The trading was carried on only in Malay, but when I offered a price, which was higher or lower than they had expected, they frequently consulted with each other in their own peculiar dialect or bahasa. This the opziener, who was a native of the city of Amboina, was as totally unable to understand as I. He also assured me that even the natives at Lariki, from which we had walked in half an hour, could only understand an occasional word of the bahasa of this village, and that the people of neither village could understand a word of the bahasa of Assilulu, two or three hours’ walk beyond Lariki. In fact, as a rule, every community that is under one rajah, and this is generally but one village, has its own peculiar dialect, which is so different from the dialects of every adjoining village, that all are obliged to learn Malay in order to carry on any trade or hold any communication with their nearest neighbors. The bahasa is never a written language, and appears to be constantly changing, for, at the city of Amboina, the natives have completely lost their dialect since the foreigners settled among them, and now can only speak with each other in Malay. The great diversity in the native dialects, and the general adoption of Malay, existed at least as early as when the Spaniards first navigated these waters, for De Barros says: “Two facts give reason to believe that the inhabitants of these islands consist of various and diverse nations.
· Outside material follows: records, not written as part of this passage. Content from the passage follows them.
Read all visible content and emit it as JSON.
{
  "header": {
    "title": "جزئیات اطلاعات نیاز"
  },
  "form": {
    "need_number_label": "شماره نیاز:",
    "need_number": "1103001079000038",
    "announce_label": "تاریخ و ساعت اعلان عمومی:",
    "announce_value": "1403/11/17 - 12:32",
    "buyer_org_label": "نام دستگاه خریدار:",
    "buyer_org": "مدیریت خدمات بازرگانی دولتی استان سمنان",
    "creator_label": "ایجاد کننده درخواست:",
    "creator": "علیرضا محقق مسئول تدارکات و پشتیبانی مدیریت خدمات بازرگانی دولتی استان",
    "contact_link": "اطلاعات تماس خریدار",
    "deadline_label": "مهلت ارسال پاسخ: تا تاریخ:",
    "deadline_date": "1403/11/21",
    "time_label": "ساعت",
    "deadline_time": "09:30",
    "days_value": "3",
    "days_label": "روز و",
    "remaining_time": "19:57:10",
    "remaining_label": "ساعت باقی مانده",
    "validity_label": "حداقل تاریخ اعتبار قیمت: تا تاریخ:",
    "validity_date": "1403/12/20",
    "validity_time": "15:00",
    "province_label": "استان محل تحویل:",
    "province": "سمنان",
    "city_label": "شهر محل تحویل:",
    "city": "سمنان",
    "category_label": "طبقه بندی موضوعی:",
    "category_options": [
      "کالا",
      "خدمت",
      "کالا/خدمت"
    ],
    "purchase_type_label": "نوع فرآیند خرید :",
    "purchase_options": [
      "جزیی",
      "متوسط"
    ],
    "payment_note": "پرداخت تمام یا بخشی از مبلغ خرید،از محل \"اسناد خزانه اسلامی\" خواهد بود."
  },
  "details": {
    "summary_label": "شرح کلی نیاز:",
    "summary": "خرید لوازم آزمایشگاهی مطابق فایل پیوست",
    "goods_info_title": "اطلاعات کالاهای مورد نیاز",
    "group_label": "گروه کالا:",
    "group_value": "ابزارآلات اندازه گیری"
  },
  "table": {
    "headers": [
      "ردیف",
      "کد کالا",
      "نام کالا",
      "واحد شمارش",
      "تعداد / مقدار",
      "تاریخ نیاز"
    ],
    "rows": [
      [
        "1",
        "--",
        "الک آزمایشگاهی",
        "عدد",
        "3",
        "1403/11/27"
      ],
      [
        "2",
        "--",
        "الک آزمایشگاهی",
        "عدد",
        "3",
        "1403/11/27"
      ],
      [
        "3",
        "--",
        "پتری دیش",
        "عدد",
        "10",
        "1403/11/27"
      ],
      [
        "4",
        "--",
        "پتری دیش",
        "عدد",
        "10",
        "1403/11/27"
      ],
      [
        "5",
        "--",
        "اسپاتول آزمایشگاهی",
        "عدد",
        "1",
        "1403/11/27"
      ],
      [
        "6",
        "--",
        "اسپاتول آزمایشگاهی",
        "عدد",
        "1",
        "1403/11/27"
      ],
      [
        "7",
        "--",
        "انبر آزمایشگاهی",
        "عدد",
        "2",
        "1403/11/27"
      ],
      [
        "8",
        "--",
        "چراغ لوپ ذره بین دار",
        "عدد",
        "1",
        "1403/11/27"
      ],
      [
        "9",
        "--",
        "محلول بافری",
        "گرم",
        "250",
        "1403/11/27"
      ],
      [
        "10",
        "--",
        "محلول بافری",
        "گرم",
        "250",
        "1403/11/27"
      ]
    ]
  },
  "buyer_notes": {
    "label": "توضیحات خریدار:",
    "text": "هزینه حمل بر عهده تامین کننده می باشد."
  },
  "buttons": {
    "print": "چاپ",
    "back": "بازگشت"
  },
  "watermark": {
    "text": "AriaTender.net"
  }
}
The first is the inconstancy, hatred, and suspicion with which they watch each other; and the second, the great variety of their languages; for it is not the same with them and the Bisayans (the inhabitants of Bisaya, one of the Philippines), where one language prevails with all. The variety, on the contrary, is so great that no two places understand each other’s tongue. Even the pronunciation differs widely, for some form their words in the throat, others at the point of the tongue, others between the teeth, and others in the palate. If there be any tongue through which they can understand each other, it is the Malay of Malacca, to which the nobles” (rajahs and capalas) “have lately addicted themselves since the Moors” (Arabs) “have resorted to them for the clove.” The Malays and Javanese probably visited these regions long before the Arabs; and they, and not the Arabs, were the people who first taught these natives the Malay language.